B. Pursuant to Section 7(c) of the Amendment Agreement, the L/C Issuers, the Swing Line Lender and the Lenders party to the Amendment Agreement authorized the Administrative Agent to enter into such amendments to the Credit Agreement as shall be appropriate, in the judgment of the Administrative Agent, to give effect to the transactions contemplated by the Amendment Agreement or to cure any ambiguity, omission, defect or inconsistency relating to effectuation of the transactions contemplated thereby.
Accordingly, in consideration of the foregoing and for other good and valuable consideration, the receipt and sufficiency of which are hereby acknowledged, the Borrower, Holdings, Intermediate Parent, TDS Intermediate Parent and the Administrative Agent hereby agree as follows:
SECTION 1. Defined Terms. Capitalized terms used but not otherwise defined herein (including the preliminary statements hereto) have the meanings assigned to them in the Credit Agreement. The provisions of Section 1.02 of the Credit Agreement are hereby incorporated by reference herein, mutatis mutandis.
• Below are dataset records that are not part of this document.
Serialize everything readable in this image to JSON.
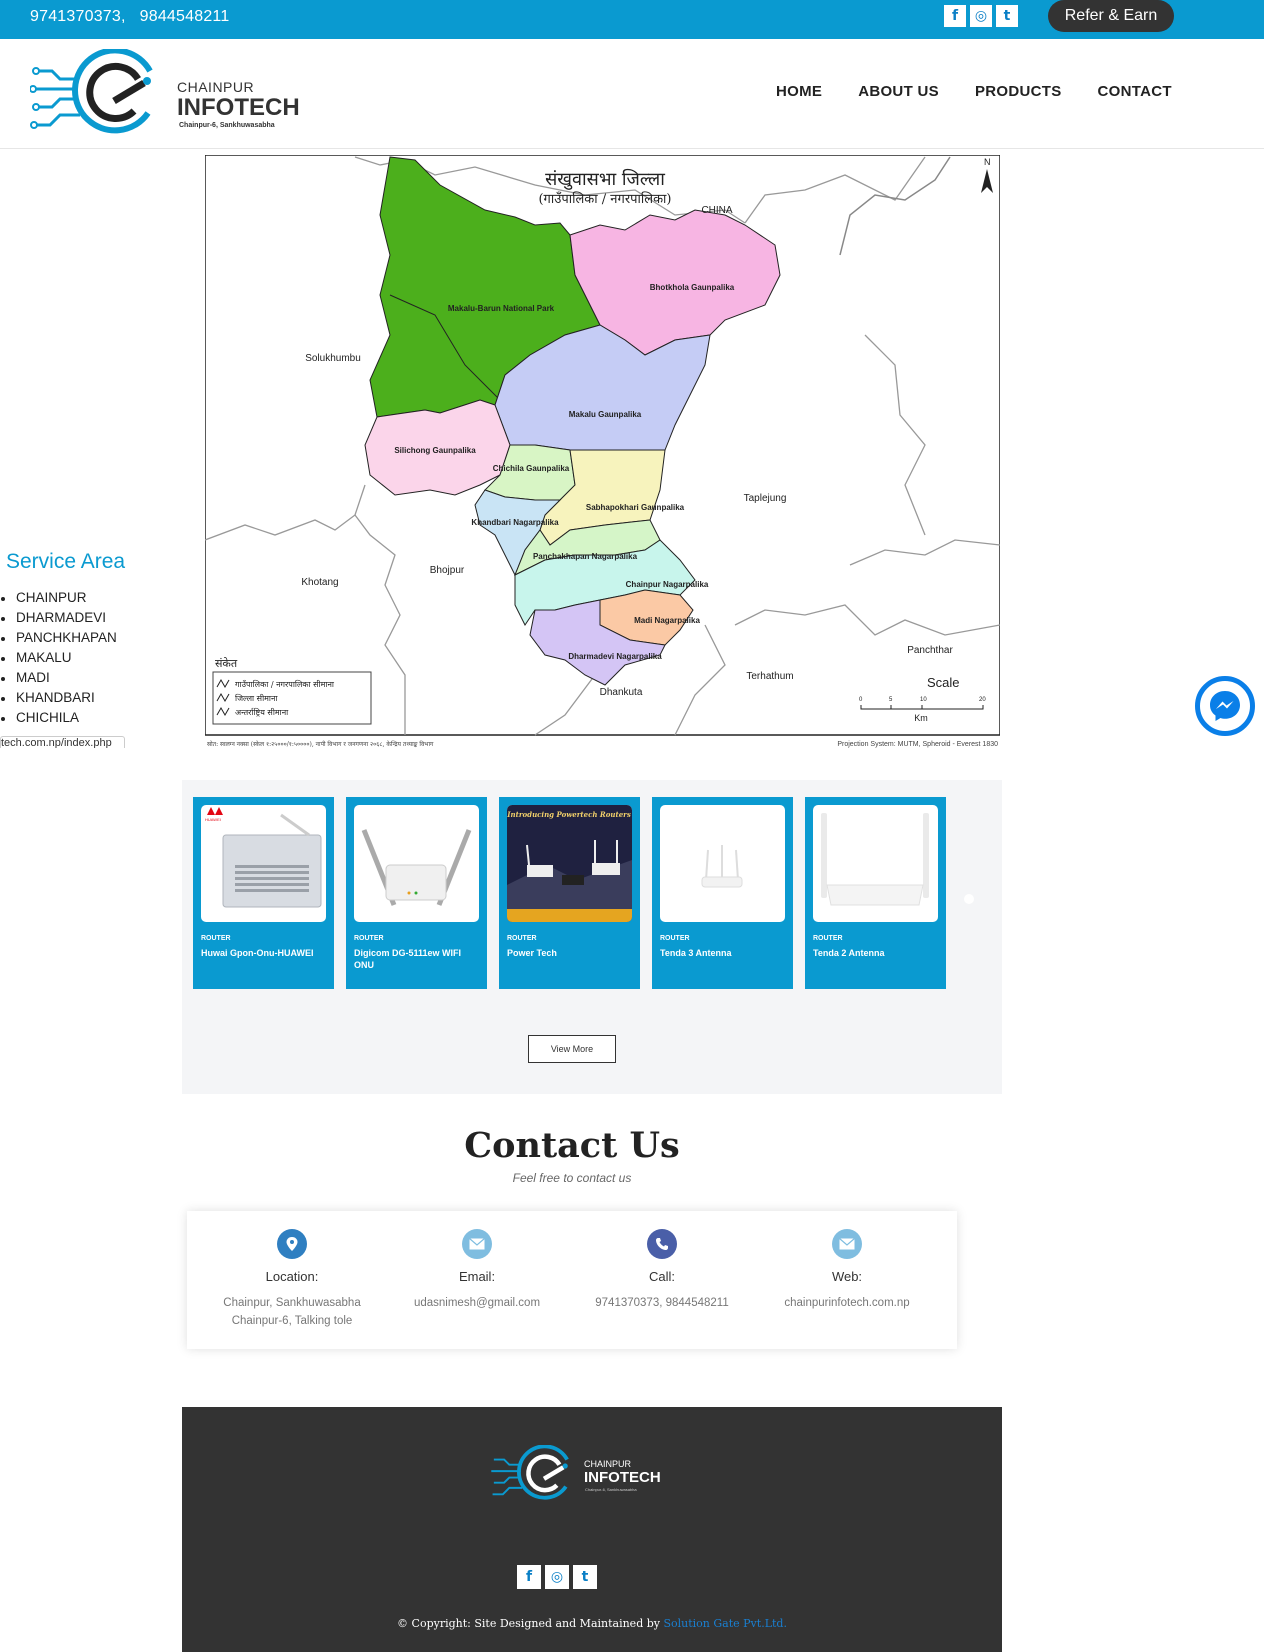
{
  "topbar": {
    "phone1": "9741370373,",
    "phone2": "9844548211",
    "refer_label": "Refer & Earn",
    "social": [
      "f",
      "◎",
      "t"
    ]
  },
  "header": {
    "logo_line1": "CHAINPUR",
    "logo_line2": "INFOTECH",
    "logo_line3": "Chainpur-6, Sankhuwasabha",
    "nav": [
      "HOME",
      "ABOUT US",
      "PRODUCTS",
      "CONTACT"
    ]
  },
  "map": {
    "title": "संखुवासभा जिल्ला",
    "subtitle": "(गाउँपालिका / नगरपालिका)",
    "north": "N",
    "regions": [
      "Makalu-Barun National Park",
      "Bhotkhola Gaunpalika",
      "Makalu Gaunpalika",
      "Silichong Gaunpalika",
      "Chichila Gaunpalika",
      "Sabhapokhari Gaunpalika",
      "Khandbari Nagarpalika",
      "Panchakhapan Nagarpalika",
      "Chainpur Nagarpalika",
      "Madi Nagarpalika",
      "Dharmadevi Nagarpalika"
    ],
    "neighbors": [
      "CHINA",
      "Solukhumbu",
      "Taplejung",
      "Khotang",
      "Bhojpur",
      "Panchthar",
      "Terhathum",
      "Dhankuta"
    ],
    "legend_title": "संकेत",
    "legend_items": [
      "गाउँपालिका / नगरपालिका सीमाना",
      "जिल्ला सीमाना",
      "अन्तर्राष्ट्रिय सीमाना"
    ],
    "scale_label": "Scale",
    "scale_ticks": [
      "0",
      "5",
      "10",
      "20"
    ],
    "scale_unit": "Km",
    "source": "स्रोत: स्वलग्न नक्सा (स्केल १:२५०००/१:५००००), नापी विभाग र जनगणना २०६८, केन्द्रिय तथ्याङ्क विभाग",
    "projection": "Projection System: MUTM, Spheroid - Everest 1830"
  },
  "service": {
    "title": "Service Area",
    "items": [
      "CHAINPUR",
      "DHARMADEVI",
      "PANCHKHAPAN",
      "MAKALU",
      "MADI",
      "KHANDBARI",
      "CHICHILA"
    ],
    "link": "tech.com.np/index.php"
  },
  "products": {
    "items": [
      {
        "category": "ROUTER",
        "name": "Huwai Gpon-Onu-HUAWEI",
        "badge": "HUAWEI"
      },
      {
        "category": "ROUTER",
        "name": "Digicom DG-5111ew WIFI ONU"
      },
      {
        "category": "ROUTER",
        "name": "Power Tech",
        "banner": "Introducing Powertech Routers"
      },
      {
        "category": "ROUTER",
        "name": "Tenda 3 Antenna"
      },
      {
        "category": "ROUTER",
        "name": "Tenda 2 Antenna"
      }
    ],
    "view_more": "View More"
  },
  "contact": {
    "title": "Contact Us",
    "subtitle": "Feel free to contact us",
    "items": [
      {
        "label": "Location:",
        "value": "Chainpur, Sankhuwasabha Chainpur-6, Talking tole",
        "color": "#2f7fc1",
        "icon": "location-icon"
      },
      {
        "label": "Email:",
        "value": "udasnimesh@gmail.com",
        "color": "#7fbde0",
        "icon": "email-icon"
      },
      {
        "label": "Call:",
        "value": "9741370373, 9844548211",
        "color": "#4a5fa8",
        "icon": "phone-icon"
      },
      {
        "label": "Web:",
        "value": "chainpurinfotech.com.np",
        "color": "#7fbde0",
        "icon": "web-icon"
      }
    ]
  },
  "footer": {
    "logo_line1": "CHAINPUR",
    "logo_line2": "INFOTECH",
    "logo_line3": "Chainpur-6, Sankhuwasabha",
    "copyright_prefix": "© Copyright:   Site Designed and Maintained by ",
    "copyright_company": "Solution Gate Pvt.Ltd."
  },
  "colors": {
    "brand_blue": "#0a9ad0",
    "dark": "#333333",
    "national_park": "#4caf1c",
    "bhotkhola": "#f7b5e3",
    "makalu": "#c5ccf5"
  }
}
SECTION 2. Amendment. The definition of Permitted Holders is hereby amended by adding “or any of its direct or indirect parents” after each time “Holdings” appears in the third proviso of the definition of Permitted Holders.
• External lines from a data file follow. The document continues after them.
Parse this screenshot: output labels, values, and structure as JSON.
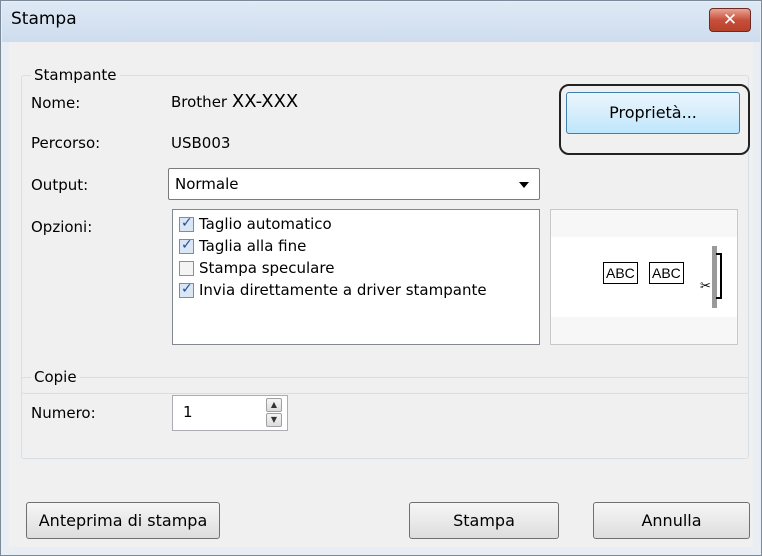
{
  "window": {
    "title": "Stampa",
    "close_symbol": "✕"
  },
  "printer_group": {
    "legend": "Stampante",
    "name_label": "Nome:",
    "name_value_prefix": "Brother",
    "name_value_model": "XX-XXX",
    "path_label": "Percorso:",
    "path_value": "USB003",
    "properties_button": "Proprietà..."
  },
  "output": {
    "label": "Output:",
    "selected": "Normale"
  },
  "options": {
    "label": "Opzioni:",
    "items": [
      {
        "label": "Taglio automatico",
        "checked": true
      },
      {
        "label": "Taglia alla fine",
        "checked": true
      },
      {
        "label": "Stampa speculare",
        "checked": false
      },
      {
        "label": "Invia direttamente a driver stampante",
        "checked": true
      }
    ]
  },
  "preview": {
    "label_1": "ABC",
    "label_2": "ABC",
    "cut_symbol": "✂"
  },
  "copies_group": {
    "legend": "Copie",
    "number_label": "Numero:",
    "number_value": "1"
  },
  "buttons": {
    "print_preview": "Anteprima di stampa",
    "print": "Stampa",
    "cancel": "Annulla"
  }
}
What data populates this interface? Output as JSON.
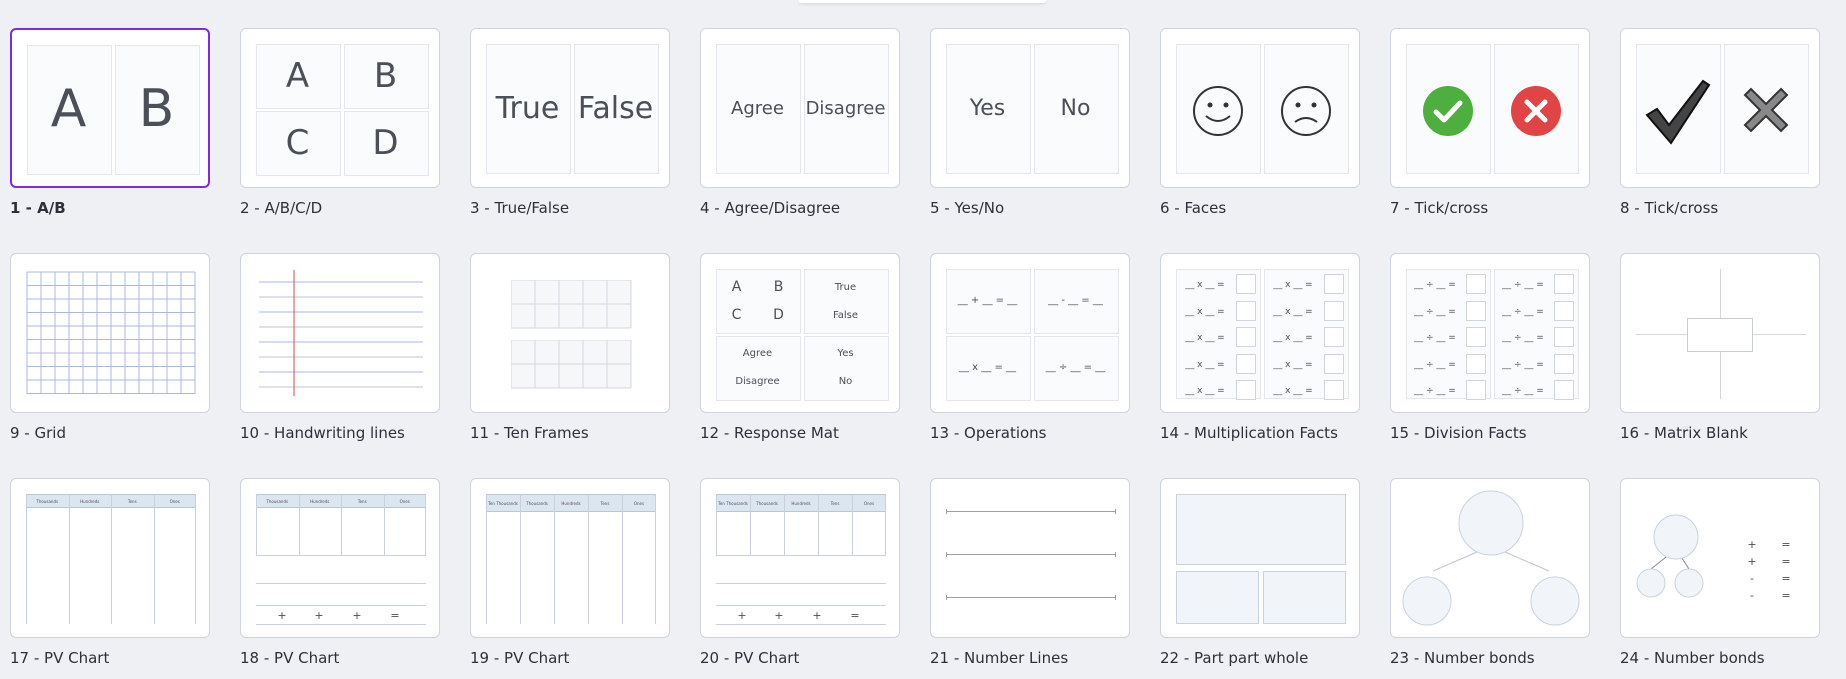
{
  "templates": [
    {
      "label": "1 - A/B",
      "texts": [
        "A",
        "B"
      ]
    },
    {
      "label": "2 - A/B/C/D",
      "texts": [
        "A",
        "B",
        "C",
        "D"
      ]
    },
    {
      "label": "3 - True/False",
      "texts": [
        "True",
        "False"
      ]
    },
    {
      "label": "4 - Agree/Disagree",
      "texts": [
        "Agree",
        "Disagree"
      ]
    },
    {
      "label": "5 - Yes/No",
      "texts": [
        "Yes",
        "No"
      ]
    },
    {
      "label": "6 - Faces"
    },
    {
      "label": "7 - Tick/cross"
    },
    {
      "label": "8 - Tick/cross"
    },
    {
      "label": "9 - Grid"
    },
    {
      "label": "10 - Handwriting lines"
    },
    {
      "label": "11 - Ten Frames"
    },
    {
      "label": "12 - Response Mat",
      "texts": [
        "A",
        "B",
        "C",
        "D",
        "True",
        "False",
        "Agree",
        "Disagree",
        "Yes",
        "No"
      ]
    },
    {
      "label": "13 - Operations",
      "texts": [
        "__ + __ = __",
        "__ - __ = __",
        "__ x __ = __",
        "__ ÷ __ = __"
      ]
    },
    {
      "label": "14 - Multiplication Facts",
      "fact": "__ x __ ="
    },
    {
      "label": "15 - Division Facts",
      "fact": "__ ÷ __ ="
    },
    {
      "label": "16 - Matrix Blank"
    },
    {
      "label": "17 - PV Chart",
      "headers": [
        "Thousands",
        "Hundreds",
        "Tens",
        "Ones"
      ]
    },
    {
      "label": "18 - PV Chart",
      "headers": [
        "Thousands",
        "Hundreds",
        "Tens",
        "Ones"
      ],
      "ops": [
        "+",
        "+",
        "+",
        "="
      ]
    },
    {
      "label": "19 - PV Chart",
      "headers": [
        "Ten Thousands",
        "Thousands",
        "Hundreds",
        "Tens",
        "Ones"
      ]
    },
    {
      "label": "20 - PV Chart",
      "headers": [
        "Ten Thousands",
        "Thousands",
        "Hundreds",
        "Tens",
        "Ones"
      ],
      "ops": [
        "+",
        "+",
        "+",
        "="
      ]
    },
    {
      "label": "21 - Number Lines"
    },
    {
      "label": "22 - Part part whole"
    },
    {
      "label": "23 - Number bonds"
    },
    {
      "label": "24 - Number bonds",
      "ops": [
        "+",
        "=",
        "+",
        "=",
        "-",
        "=",
        "-",
        "="
      ]
    }
  ],
  "selected_index": 0,
  "colors": {
    "accent": "#7d2ae8",
    "tick_green": "#4caf3e",
    "cross_red": "#e04444",
    "grid_blue": "#a9b7e6",
    "margin_red": "#e06666",
    "header_blue": "#dce6f0"
  }
}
SECTION 3. Representations and Warranties. Holdings, Intermediate Parent, TDS Intermediate Parent and the Borrower hereby represent and warrant to each other party hereto that:
(a) The execution, delivery and performance by Holdings, Intermediate Parent, TDS Intermediate Parent and the Borrower of this Amendment, and the consummation of the transactions contemplated hereby, are within their respective corporate or other powers, have been duly authorized by all necessary corporate or other organizational action, and do not and will not (i) contravene the terms of any of any such Person’s Organization Documents, (ii) conflict with or result in any breach or contravention of, or the creation of any Lien under (other than as permitted by Section 7.01 of the Credit Agreement), or require any payment to be made under (A) any Contractual Obligation to which such Person is a party or which affects such Person or the properties of such Person or any of its Subsidiaries, or (B) any material order, injunction, writ or decree of any Governmental Authority or any arbitral award to which such Person or any of its properties is subject, or (iii) violate any material Law; except with respect to any conflict, breach, contravention or payment (but not creation of Liens) referred to in clause (ii)(A), to the extent that such conflict, breach, contravention or payment could not reasonably be expected to have a Material Adverse Effect.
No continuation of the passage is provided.